Навстречу Глебу вышла Завида и, лукаво прищурившись, спросила:

– Какая забота тебя гнетет, добрый молодец?

Он не мог понять, как это она с порога угадала его смятение, и уже в который раз подумал о том, что Завида все-таки немного ведьма. И, может быть, Берислава тоже. «Ну что ж, если она и ведьма, то, во всяком случае, очень привлекательная, в отличие от своей сводной сестры», – подумал Глеб про себя, а вслух сказал:

– Умна ты, Завида. Наверное, сама обо всем догадалась. Видел я сегодня ту, которую мне прочат в невесты.

– Неужели? Да где ж ты мог ее видеть? Ведь она из монастыря в монастырь перебралась, скрытно от всех живет.

– Вот когда переезжала, по дороге я ее и видел.

– Да, может, это вовсе и не она была?

– Не лукавь, Завида. Все знают, что она. В точности такая, как о ней говорят. Дурные слухи оказались правдивы.

– Ну, если так… – вздохнула Завида и отвернулась к окну. – Не знаю, княжич, какова она. Я ее давно не видела. В детстве Анна и правда была неказистой и глуповатой, но я думала, что она с годами выправится, перерастет.

– Как досадно! – Глеб в сердцах бросил свою шапку на стол. – Если б я знал, что у боярина Тимофея может быть такая дочь… Сам-то боярин – мужчина видный, да и первая жена, говорят, была ему под стать.

– Елена была такая набожная, что даже в постели, наверное, думала о святых мучениках. Как это она еще вышла замуж! Ведь они с Евдокией считали плотскую любовь греховной. Вот Анна и родилась похожей на смертный грех. А ум у нее – как у тех юродивых и блаженных, которым ее мать и тетка любили раздавать милостыню.

– Ладно уж, не богохульствуй, Завида. Лучше помоги мне выпутаться из этой истории.

– Чем же я могу тебе помочь? Может, дать тебе приворотного зелья, чтобы ты полюбил Анну, какая бы она ни была?

– Упаси Бог! – поежился Глеб, услышав коварное предложение Завиды. – Хочешь сделать меня посмешищем? Нет, мне от тебя другая помощь нужна. Лучше дай приворотное зелье той девушке, которую я люблю и хотел бы назвать своей невестой.

– А есть такая? И где же она?

– Совсем близко. Это твоя дочь. Я с первого дня полюбил Бериславу.

– Но говоришь об этом только сейчас, когда увидел Анну?

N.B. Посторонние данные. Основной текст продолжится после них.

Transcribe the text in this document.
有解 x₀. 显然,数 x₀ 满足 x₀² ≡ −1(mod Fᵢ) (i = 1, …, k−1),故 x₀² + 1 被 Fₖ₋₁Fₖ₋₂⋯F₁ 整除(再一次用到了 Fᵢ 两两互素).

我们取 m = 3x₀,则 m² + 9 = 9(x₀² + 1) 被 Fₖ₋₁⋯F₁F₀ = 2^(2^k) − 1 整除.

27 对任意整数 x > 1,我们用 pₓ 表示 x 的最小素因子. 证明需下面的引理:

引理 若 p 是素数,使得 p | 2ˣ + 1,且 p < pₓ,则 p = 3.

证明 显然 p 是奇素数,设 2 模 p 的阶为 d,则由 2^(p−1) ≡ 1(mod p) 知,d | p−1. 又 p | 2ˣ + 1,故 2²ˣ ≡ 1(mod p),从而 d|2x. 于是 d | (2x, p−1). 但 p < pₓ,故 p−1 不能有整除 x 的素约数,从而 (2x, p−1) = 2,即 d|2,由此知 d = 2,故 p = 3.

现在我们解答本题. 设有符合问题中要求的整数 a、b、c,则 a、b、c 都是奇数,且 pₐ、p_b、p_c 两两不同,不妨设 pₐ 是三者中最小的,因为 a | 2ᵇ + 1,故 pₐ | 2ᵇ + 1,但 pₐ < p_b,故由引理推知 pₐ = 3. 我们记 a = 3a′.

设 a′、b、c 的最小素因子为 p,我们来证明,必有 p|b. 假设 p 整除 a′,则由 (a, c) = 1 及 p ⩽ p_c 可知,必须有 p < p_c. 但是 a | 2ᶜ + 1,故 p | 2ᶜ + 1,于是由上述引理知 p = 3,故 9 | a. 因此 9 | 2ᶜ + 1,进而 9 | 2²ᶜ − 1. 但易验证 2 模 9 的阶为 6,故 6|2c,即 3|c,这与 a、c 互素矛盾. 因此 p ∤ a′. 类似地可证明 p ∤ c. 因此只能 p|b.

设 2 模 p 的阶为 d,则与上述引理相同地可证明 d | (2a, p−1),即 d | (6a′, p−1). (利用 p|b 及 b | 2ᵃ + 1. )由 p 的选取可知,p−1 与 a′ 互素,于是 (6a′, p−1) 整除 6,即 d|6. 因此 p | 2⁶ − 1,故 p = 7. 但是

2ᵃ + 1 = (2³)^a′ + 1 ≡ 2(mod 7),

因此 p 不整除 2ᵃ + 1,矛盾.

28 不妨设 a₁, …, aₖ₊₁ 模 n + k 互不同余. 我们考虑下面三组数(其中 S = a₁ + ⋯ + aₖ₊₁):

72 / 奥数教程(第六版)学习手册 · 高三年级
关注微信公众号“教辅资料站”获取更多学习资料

– Клянусь, не в том дело! – Глеб, когда хотел, мог говорить со страстью и вдохновением. – Даже если бы Анна была красавицей и разумницей, я бы все равно на ней не женился, потому что люблю Бериславу. Никто, кроме нее, мне не нужен. Завтра я должен ехать к дядюшке, но не могу этого сделать, пока не назову Бериславу своей невестой.

– Значит, даже если бы Анна была красавицей и разумницей… – нараспев повторила Завида. – Что ж, я рада это слышать, потому что Берислава тоже любит тебя и ни на кого другого не променяет.

– Правда? Обрадовала ты меня, госпожа. Вот если бы и боярин Тимофей согласился выдать за меня Бериславу…

– А ты скажи ему о своей любви так, как сказал мне. Но ни в коем случае не говори, что уже видел Анну.

Это Глеб и сам понимал. Дальнейшие события в доме происходили быстро и как бы независимо от него. Завида сообщила дочери о предложении Глеба, и Берислава, потупив взор, ответила радостным согласием. Потом пришел боярин, и Глеб сказал ему все так, как собирался. Тимофей долго молчал, чувствуя безмерное разочарование. Ведь совсем недавно княжич уверял его, что не помышляет об иной невесте, кроме Анны. Только что, увидевшись в монастыре с дочерью, боярин намекнул ей, что скоро она познакомится с будущим женихом. И вот, оказывается, он поторопился: жениха у Анны больше нет. А если и будет, то не этот облюбованный боярином племянник его друга, а кто-нибудь другой, незнакомый.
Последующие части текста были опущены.